Unlike some so-called black sand beaches whose tiny granules seem closer to gray than jet, Green Sand Beach's sand truly is green.

Why Green?

Known in Hawaiian as Papakolea Beach, Green Sand Beach's twinkling, S.O.S.-pad green sand gets that color from waves pulverizing a semi-precious mineral called olivine. The crystals are a common component of lava flows from Mauna Loa, one of two active volcanoes on the island.

But what is uncommon is that the green hue would be revealed at all.

"The Green Sand Beach is in fact an anomaly," Kitchen says.
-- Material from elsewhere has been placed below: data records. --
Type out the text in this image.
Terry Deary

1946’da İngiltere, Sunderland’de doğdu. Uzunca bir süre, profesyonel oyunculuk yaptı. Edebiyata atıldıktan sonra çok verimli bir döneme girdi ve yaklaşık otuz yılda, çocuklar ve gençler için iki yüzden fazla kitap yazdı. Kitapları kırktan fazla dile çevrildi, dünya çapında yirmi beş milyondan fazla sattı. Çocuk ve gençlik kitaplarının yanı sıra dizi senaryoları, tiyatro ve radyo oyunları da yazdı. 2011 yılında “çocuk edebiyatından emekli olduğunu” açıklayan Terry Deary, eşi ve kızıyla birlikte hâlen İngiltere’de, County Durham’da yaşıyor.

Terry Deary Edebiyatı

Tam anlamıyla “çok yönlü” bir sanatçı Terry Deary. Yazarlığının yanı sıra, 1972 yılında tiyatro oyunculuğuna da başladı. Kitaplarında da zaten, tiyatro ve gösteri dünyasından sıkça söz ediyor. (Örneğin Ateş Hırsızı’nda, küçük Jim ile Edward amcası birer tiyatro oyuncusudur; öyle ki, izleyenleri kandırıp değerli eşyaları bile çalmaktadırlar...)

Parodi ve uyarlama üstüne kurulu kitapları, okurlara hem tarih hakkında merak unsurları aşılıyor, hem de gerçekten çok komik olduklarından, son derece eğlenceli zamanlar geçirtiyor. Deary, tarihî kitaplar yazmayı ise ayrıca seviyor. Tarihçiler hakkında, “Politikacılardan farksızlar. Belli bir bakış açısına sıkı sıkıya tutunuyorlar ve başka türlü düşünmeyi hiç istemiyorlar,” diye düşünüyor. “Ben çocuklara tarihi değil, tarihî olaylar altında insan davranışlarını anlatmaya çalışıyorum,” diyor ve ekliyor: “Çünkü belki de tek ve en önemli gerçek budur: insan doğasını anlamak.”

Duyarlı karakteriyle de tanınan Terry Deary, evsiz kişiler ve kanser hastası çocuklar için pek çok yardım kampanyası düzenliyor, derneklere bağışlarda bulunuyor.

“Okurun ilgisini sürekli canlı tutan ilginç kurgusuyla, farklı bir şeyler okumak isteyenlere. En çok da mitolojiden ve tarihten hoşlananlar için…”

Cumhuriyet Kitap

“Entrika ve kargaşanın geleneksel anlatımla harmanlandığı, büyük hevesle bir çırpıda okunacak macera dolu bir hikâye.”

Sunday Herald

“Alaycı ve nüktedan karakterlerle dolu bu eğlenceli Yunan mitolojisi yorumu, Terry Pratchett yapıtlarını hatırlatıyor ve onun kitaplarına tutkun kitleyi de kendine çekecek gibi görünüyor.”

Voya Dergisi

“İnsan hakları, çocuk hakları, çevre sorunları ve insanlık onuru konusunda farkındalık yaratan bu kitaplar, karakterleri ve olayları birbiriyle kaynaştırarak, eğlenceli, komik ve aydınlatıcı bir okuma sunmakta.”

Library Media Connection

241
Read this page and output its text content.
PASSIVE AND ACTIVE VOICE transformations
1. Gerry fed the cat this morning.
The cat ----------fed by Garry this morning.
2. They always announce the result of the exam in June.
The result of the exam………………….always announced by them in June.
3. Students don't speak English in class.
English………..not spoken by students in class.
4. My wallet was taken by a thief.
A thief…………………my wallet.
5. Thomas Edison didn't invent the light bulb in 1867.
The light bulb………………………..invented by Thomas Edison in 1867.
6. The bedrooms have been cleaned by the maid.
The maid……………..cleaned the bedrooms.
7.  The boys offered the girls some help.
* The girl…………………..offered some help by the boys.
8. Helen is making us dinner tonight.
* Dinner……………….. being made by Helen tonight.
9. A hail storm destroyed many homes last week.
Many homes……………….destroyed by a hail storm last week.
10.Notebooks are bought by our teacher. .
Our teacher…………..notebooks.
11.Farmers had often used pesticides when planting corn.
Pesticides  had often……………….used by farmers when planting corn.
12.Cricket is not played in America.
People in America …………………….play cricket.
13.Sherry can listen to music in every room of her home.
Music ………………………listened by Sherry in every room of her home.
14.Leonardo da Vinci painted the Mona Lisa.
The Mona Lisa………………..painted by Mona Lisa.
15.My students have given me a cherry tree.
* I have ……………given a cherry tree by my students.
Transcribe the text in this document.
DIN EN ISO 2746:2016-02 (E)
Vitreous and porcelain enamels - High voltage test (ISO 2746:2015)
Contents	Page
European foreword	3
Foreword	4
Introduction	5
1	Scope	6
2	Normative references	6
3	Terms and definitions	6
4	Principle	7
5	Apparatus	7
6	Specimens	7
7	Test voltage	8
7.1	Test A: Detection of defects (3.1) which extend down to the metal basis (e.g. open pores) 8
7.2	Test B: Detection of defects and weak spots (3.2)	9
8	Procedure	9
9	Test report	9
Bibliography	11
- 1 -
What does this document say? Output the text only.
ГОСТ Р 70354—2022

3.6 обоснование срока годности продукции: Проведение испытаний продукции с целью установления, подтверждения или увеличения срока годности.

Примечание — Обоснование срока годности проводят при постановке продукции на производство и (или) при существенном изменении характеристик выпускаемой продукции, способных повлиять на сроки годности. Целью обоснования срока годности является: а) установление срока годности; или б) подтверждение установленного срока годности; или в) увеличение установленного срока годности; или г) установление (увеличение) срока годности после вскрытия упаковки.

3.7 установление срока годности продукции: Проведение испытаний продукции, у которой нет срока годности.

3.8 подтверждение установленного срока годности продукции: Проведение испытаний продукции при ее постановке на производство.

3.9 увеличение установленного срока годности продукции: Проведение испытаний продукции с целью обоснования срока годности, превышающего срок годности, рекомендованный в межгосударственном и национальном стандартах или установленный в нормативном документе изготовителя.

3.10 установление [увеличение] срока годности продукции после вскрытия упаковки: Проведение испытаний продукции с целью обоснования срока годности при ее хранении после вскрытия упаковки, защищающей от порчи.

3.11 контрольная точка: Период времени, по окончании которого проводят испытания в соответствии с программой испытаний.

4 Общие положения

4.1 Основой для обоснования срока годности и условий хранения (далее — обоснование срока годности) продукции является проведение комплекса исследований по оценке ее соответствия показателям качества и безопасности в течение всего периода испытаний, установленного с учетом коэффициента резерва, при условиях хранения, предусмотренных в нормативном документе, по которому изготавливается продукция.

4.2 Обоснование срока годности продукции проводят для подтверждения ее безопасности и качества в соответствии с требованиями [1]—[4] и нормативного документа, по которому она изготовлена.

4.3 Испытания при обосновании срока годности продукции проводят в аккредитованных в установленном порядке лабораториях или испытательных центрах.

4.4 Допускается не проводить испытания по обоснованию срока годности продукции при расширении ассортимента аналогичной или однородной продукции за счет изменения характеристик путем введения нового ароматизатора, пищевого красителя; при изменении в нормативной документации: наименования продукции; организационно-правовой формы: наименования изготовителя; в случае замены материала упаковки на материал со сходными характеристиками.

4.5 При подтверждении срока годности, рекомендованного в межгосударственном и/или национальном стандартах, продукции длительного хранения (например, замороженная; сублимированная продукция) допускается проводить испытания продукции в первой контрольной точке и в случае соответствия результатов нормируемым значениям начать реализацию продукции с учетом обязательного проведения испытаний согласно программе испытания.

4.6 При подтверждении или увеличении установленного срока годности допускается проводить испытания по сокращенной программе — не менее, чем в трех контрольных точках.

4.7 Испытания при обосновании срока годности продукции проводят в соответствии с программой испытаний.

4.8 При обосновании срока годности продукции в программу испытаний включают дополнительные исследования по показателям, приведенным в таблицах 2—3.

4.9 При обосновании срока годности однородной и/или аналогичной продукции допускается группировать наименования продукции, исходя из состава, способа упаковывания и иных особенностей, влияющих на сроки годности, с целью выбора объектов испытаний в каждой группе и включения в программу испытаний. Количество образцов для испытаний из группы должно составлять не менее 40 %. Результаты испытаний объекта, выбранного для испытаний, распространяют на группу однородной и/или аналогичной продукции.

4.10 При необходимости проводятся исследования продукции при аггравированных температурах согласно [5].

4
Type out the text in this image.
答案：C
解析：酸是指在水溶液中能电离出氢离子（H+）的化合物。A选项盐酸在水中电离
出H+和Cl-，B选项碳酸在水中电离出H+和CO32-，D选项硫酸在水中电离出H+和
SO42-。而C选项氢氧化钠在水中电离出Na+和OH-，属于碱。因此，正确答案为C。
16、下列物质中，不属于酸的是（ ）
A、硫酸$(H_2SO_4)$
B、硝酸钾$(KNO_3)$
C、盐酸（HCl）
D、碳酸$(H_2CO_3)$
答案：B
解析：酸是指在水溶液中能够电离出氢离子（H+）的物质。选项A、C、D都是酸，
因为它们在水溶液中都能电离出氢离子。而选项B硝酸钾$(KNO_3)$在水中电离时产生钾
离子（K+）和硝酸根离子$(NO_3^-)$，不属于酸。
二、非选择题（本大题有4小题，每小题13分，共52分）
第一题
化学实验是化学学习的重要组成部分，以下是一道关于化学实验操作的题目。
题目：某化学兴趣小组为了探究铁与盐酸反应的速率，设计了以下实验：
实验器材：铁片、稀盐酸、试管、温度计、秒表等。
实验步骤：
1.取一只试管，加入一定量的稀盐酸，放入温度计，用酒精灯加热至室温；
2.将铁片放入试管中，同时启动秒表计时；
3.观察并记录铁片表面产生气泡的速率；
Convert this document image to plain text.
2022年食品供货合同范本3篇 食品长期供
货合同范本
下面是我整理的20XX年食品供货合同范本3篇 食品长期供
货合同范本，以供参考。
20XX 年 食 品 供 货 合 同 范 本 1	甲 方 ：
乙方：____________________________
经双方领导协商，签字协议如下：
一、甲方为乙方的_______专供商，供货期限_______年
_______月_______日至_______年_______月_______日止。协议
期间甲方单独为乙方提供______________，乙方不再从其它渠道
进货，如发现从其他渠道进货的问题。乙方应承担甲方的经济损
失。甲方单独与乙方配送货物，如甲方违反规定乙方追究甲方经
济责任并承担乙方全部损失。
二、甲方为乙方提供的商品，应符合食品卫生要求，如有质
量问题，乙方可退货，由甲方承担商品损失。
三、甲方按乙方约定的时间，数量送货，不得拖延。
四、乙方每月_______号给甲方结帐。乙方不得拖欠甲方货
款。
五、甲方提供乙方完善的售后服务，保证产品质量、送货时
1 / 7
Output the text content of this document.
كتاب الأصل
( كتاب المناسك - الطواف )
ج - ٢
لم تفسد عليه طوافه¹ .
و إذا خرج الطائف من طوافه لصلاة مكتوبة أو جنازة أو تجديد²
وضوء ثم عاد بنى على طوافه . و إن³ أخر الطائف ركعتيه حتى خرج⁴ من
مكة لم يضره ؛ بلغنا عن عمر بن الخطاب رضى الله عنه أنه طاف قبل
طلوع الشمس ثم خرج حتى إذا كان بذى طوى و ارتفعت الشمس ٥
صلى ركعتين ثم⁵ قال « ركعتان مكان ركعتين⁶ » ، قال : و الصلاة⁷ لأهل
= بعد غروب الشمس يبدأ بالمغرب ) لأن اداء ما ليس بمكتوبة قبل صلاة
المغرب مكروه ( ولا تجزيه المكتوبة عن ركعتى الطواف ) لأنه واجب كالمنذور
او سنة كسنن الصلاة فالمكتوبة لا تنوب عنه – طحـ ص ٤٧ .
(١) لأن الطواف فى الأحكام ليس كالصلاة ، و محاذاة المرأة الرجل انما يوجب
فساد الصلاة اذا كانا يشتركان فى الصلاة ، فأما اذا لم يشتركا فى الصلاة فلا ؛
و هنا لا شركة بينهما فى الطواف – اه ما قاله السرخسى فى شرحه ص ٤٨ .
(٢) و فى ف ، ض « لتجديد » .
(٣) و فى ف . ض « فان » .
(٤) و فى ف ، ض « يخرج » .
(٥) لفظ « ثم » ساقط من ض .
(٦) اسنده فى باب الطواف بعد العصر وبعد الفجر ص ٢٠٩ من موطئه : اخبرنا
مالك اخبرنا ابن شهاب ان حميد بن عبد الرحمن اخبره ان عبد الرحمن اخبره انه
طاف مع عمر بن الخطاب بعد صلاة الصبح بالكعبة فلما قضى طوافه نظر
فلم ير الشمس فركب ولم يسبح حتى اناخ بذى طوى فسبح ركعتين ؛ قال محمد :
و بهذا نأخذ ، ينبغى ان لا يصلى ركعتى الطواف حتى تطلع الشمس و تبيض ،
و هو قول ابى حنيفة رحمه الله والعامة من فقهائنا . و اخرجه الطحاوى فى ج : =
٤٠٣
Normally, powerful ocean waves crash against the lava rocks, turning them into billions of grains of black sand, according to Kitchen. By contrast, Green Sand Beach was created by the Pacific Ocean ruthlessly hammering the black lava, leaving behind a finite deposit of the heavier, olivine crystals.

It is an awesome sight to behold, and the green sand feels thicker than most; walking barefoot along the quite secluded, crescent-shaped beach is like receiving a caressing foot massage. But certainly do not approach Green Sand Beach in the Big Island's Ka'u District sans footwear, and flimsy sandals or flip-flops will not suffice for the journey there.